Le mode de vie des «pollutocrates» menace la planète, selon un rapport d’Oxfam

MONTRÉAL — Cinquante des milliardaires les plus riches du monde produisent plus de carbone en 90 minutes qu’une personne normale ne le fait pendant toute sa vie, selon un nouveau rapport d’Oxfam, dont une partie de la méthodologie ne fait pas l’unanimité.

Le mode de vie des «pollutocrates» est principalement responsable de l’excès des émissions de CO2 dans le monde, selon le rapport qui appelle les gouvernements à «faire payer les riches pollueurs».

Le document, intitulé «Les inégalités carbone tuent», soutient que, par leurs investissements, leurs avions privés et leurs yachts, 50 des personnes les plus riches de la planète produisent plus de carbone en une heure et demie qu’une personne moyenne pendant toute sa vie.

«Les 50 personnes identifiées font partie de la liste Bloomberg du classement des milliardaires», mais «ils ne sont pas le top 50 des plus riches», a expliqué Julie McClatchie, analyste politique d’Oxfam-Québec, en entrevue avec La Presse Canadienne.

Elle a précisé qu’Oxfam International «a choisi cinq milliardaires par régions les plus riches pour former un échantillon global».

Jeff Bezos, Elon Musk et la famille Walton

Parmi les grandes fortunes du monde qui contribuent à la crise climatique, selon Oxfam, il y a la famille Walton, héritière des magasins Walmart.

Selon le rapport, la famille Walton possède trois yachts de luxe qui, en 12 mois, ont émis autant de carbone qu’environ 1714 personnes travaillant dans des magasins Walmart.

Toujours selon le rapport, les deux jets privés du propriétaire d’Amazon, Jeff Bezos, ont passé près de 25 jours dans les airs en un an et ont émis autant de carbone que pourrait en émettre un employé d’Amazon aux États-Unis en 207 ans.
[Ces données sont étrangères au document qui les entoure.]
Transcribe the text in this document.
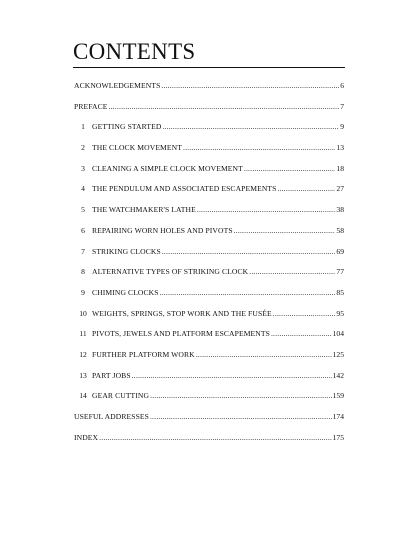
CONTENTS
ACKNOWLEDGEMENTS .....	6
PREFACE .....	7
1 GETTING STARTED .....	9
2 THE CLOCK MOVEMENT .....	13
3 CLEANING A SIMPLE CLOCK MOVEMENT .....	18
4 THE PENDULUM AND ASSOCIATED ESCAPEMENTS .....	27
5 THE WATCHMAKER'S LATHE .....	38
6 REPAIRING WORN HOLES AND PIVOTS .....	58
7 STRIKING CLOCKS .....	69
8 ALTERNATIVE TYPES OF STRIKING CLOCK .....	77
9 CHIMING CLOCKS .....	85
10 WEIGHTS, SPRINGS, STOP WORK AND THE FUSÉE .....	95
11 PIVOTS, JEWELS AND PLATFORM ESCAPEMENTS .....	104
12 FURTHER PLATFORM WORK .....	125
13 PART JOBS .....	142
14 GEAR CUTTING .....	159
USEFUL ADDRESSES .....	174
INDEX .....	175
Le document indique également qu’Elon Musk possèderait deux jets privés qui produisent ensemble 5497 tonnes de CO2 par an.

Les données d’Oxfam montrent que les jets privés de 23 des individus les plus riches émettraient en moyenne 2074 tonnes de carbone par année, ce qui équivaudrait à 2000 ans d’émissions de gaz à effet de serre pour une personne qui fait partie de la moitié la plus pauvre du monde.

Les émissions des jets privés et des yachts sont toutefois «mineures dans les émissions globales», selon le titulaire de la Chaire de gestion du secteur de l’énergie de HEC Montréal, Pierre-Olivier Pineau.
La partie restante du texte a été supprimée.